I use a Paradigm PS 1000 v3 (135 watt) subwoofer (again from the Phoenix installation) which is fed with a full mix-down from Hauptwerk to provide a convincing bass range for the organ. This is placed in front of the equipment rack. I also have a pair of Eridol MA-10D powered speakers which are mounted to the left of the console in-front of the player which are fed either with the rear channel from surround sample sets or from a Hauptwerk mix-down which is passed through the Lexicon reverberation unit for dry sample sets. Some manual switching is needed to select the source for the Eridol speakers. Some sample wet sample sets aren’t configure to use these speakers.
I have configured the Pro 40s to deliver a headphone output (from another Hauptwerk mix-down output) and can select between headphones (AKG 701) or speakers using switches on the front panel of the Pro 40s.
The computer is a Dell Precision T3600 with a Xeon E5-1650 processor (12 logical cores) running at 3.2GHz, 64GB of main memory, 447GB SSD and 2 900GB hard disk drives; it presently runs under Windows 10 Professional (64 bit).
Power is managed using a USB attached Energenie power controller (https://energenie4u.co.uk/catalogue/product/ENER011 ) and a Belkin remote controlled 8 outlet power block. This hardware plus some simple script files (.bat files), the Energenie control software and the free edition of the Kiwi Windows Monitor provide a very simple power on and off interface for the player.

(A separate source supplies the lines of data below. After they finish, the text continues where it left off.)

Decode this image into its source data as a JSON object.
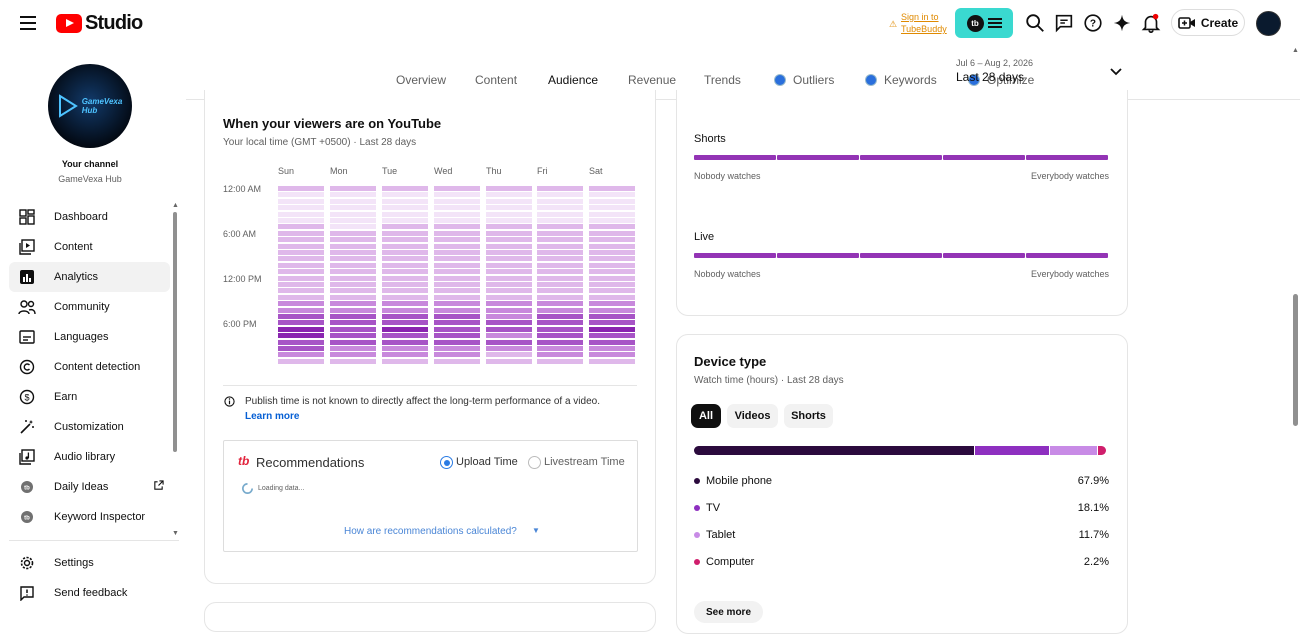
{
  "topbar": {
    "app_title": "Studio",
    "tubebuddy_sign_in_line1": "Sign in to",
    "tubebuddy_sign_in_line2": "TubeBuddy",
    "tubebuddy_badge": "tb",
    "create_label": "Create"
  },
  "sidebar": {
    "avatar_text_line1": "GameVexa",
    "avatar_text_line2": "Hub",
    "your_channel_label": "Your channel",
    "channel_name": "GameVexa Hub",
    "items": [
      {
        "label": "Dashboard",
        "icon": "dashboard-icon"
      },
      {
        "label": "Content",
        "icon": "content-icon"
      },
      {
        "label": "Analytics",
        "icon": "analytics-icon",
        "active": true
      },
      {
        "label": "Community",
        "icon": "community-icon"
      },
      {
        "label": "Languages",
        "icon": "languages-icon"
      },
      {
        "label": "Content detection",
        "icon": "copyright-icon"
      },
      {
        "label": "Earn",
        "icon": "dollar-icon"
      },
      {
        "label": "Customization",
        "icon": "magic-wand-icon"
      },
      {
        "label": "Audio library",
        "icon": "audio-library-icon"
      },
      {
        "label": "Daily Ideas",
        "icon": "tubebuddy-icon"
      },
      {
        "label": "Keyword Inspector",
        "icon": "tubebuddy-icon"
      }
    ],
    "bottom_items": [
      {
        "label": "Settings",
        "icon": "gear-icon"
      },
      {
        "label": "Send feedback",
        "icon": "feedback-icon"
      }
    ]
  },
  "tabs": [
    {
      "label": "Overview"
    },
    {
      "label": "Content"
    },
    {
      "label": "Audience",
      "active": true
    },
    {
      "label": "Revenue"
    },
    {
      "label": "Trends"
    },
    {
      "label": "Outliers",
      "tubebuddy": true
    },
    {
      "label": "Keywords",
      "tubebuddy": true
    },
    {
      "label": "Optimize",
      "tubebuddy": true
    }
  ],
  "date_range": {
    "dates": "Jul 6 – Aug 2, 2026",
    "label": "Last 28 days"
  },
  "viewers_card": {
    "title": "When your viewers are on YouTube",
    "subtitle": "Your local time (GMT +0500) · Last 28 days",
    "days": [
      "Sun",
      "Mon",
      "Tue",
      "Wed",
      "Thu",
      "Fri",
      "Sat"
    ],
    "time_labels": [
      "12:00 AM",
      "6:00 AM",
      "12:00 PM",
      "6:00 PM"
    ],
    "heatmap_levels": [
      [
        2,
        1,
        1,
        1,
        1,
        1,
        2,
        2,
        2,
        2,
        2,
        2,
        2,
        2,
        2,
        2,
        2,
        2,
        3,
        3,
        4,
        4,
        5,
        5,
        4,
        4,
        3,
        2
      ],
      [
        2,
        1,
        1,
        1,
        1,
        1,
        1,
        2,
        2,
        2,
        2,
        2,
        2,
        2,
        2,
        2,
        2,
        2,
        3,
        3,
        4,
        4,
        4,
        4,
        4,
        3,
        3,
        2
      ],
      [
        2,
        1,
        1,
        1,
        1,
        1,
        2,
        2,
        2,
        2,
        2,
        2,
        2,
        2,
        2,
        2,
        2,
        2,
        3,
        3,
        4,
        4,
        5,
        4,
        4,
        3,
        3,
        2
      ],
      [
        2,
        1,
        1,
        1,
        1,
        1,
        2,
        2,
        2,
        2,
        2,
        2,
        2,
        2,
        2,
        2,
        2,
        2,
        3,
        3,
        4,
        4,
        4,
        4,
        4,
        3,
        3,
        2
      ],
      [
        2,
        1,
        1,
        1,
        1,
        1,
        2,
        2,
        2,
        2,
        2,
        2,
        2,
        2,
        2,
        2,
        2,
        2,
        3,
        3,
        3,
        4,
        4,
        3,
        4,
        3,
        2,
        2
      ],
      [
        2,
        1,
        1,
        1,
        1,
        1,
        2,
        2,
        2,
        2,
        2,
        2,
        2,
        2,
        2,
        2,
        2,
        2,
        3,
        3,
        4,
        4,
        4,
        4,
        4,
        3,
        3,
        2
      ],
      [
        2,
        1,
        1,
        1,
        1,
        1,
        2,
        2,
        2,
        2,
        2,
        2,
        2,
        2,
        2,
        2,
        2,
        2,
        3,
        3,
        4,
        4,
        5,
        4,
        4,
        3,
        3,
        2
      ]
    ],
    "info_text": "Publish time is not known to directly affect the long-term performance of a video.",
    "learn_more": "Learn more",
    "recommendations": {
      "title": "Recommendations",
      "upload_time": "Upload Time",
      "livestream_time": "Livestream Time",
      "loading": "Loading data...",
      "how_link": "How are recommendations calculated?"
    }
  },
  "watch_card": {
    "rows": [
      {
        "label": "Shorts",
        "left": "Nobody watches",
        "right": "Everybody watches"
      },
      {
        "label": "Live",
        "left": "Nobody watches",
        "right": "Everybody watches"
      }
    ]
  },
  "device_card": {
    "title": "Device type",
    "subtitle": "Watch time (hours) · Last 28 days",
    "chips": [
      "All",
      "Videos",
      "Shorts"
    ],
    "segments": [
      {
        "label": "Mobile phone",
        "value": "67.9%",
        "pct": 67.9,
        "color": "#2b0a3d"
      },
      {
        "label": "TV",
        "value": "18.1%",
        "pct": 18.1,
        "color": "#8e2fc0"
      },
      {
        "label": "Tablet",
        "value": "11.7%",
        "pct": 11.7,
        "color": "#c88be6"
      },
      {
        "label": "Computer",
        "value": "2.2%",
        "pct": 2.2,
        "color": "#d01e6c"
      }
    ],
    "see_more": "See more"
  },
  "colors": {
    "heat_1": "#f3e4f8",
    "heat_2": "#dfb8ea",
    "heat_3": "#c889dc",
    "heat_4": "#a754c6",
    "heat_5": "#8a25b0",
    "accent_blue": "#065fd4"
  }
}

I use a Novation Launchpad to provide a simple interface to various Hauptwerk control functions (such as powering the system down, selecting the instrument to play (sample set), control recording, load combination sets and so on). There is also a wireless computer keyboard and touch pad which is useful for performing system maintenance.
Sound channel assignment
|Rear powered speakers
|Main Amp 0: A (L&R)
|Main Amp 0: B (L&R)
|Main Amp 0: C (L&R)
|Lexicon MP100X Reverberation unit
|Organ Console OUT
|Organ Console IN
|Main Amp 1: A (L&R)
|Main Amp 1:B (L&R)
|Sub Woofer (L&R)
|Phones output : Unit 1, Phones B
Hauptwerk sound outputs
Main – cyclic within octave, octaves and ranks cycled (5 stereo outputs)
Rear – cyclic within octave, octaves and ranks cycled – effectively a simple stereo output for rear channels of surround sets (1 stereo output)
Sub, Phones and Reverb are stereo mix-downs of Main.
The Reverb output is fed to the Lexicon MX100 which sends its output (“wet” output) to the digital input channels of the Eridol powered speakers. The analogue input to the Eridol speakers is provided from the Rear Hauptwerk output. The player must switch the input selector on the Edirol unit to enjoy either a generated reverberation or hear the rear channels of surround sets.
The system is very rewarding to play and handles the great variety of virtual organs available for Hauptwerk very well. The touch screens work well and are much more convenient than having to remember how each virtual oragn is mapped to the console stops. The sound quality is excellent.
The whole system is very stable, I connect it to the Internet for Windows updates every couple of weeks, otherwise it is not connected to the network. I usually import new sample sets, updates to Hauptwerk via a USB memory stick (and use my “office computer” to download files to transfer to “the organ”).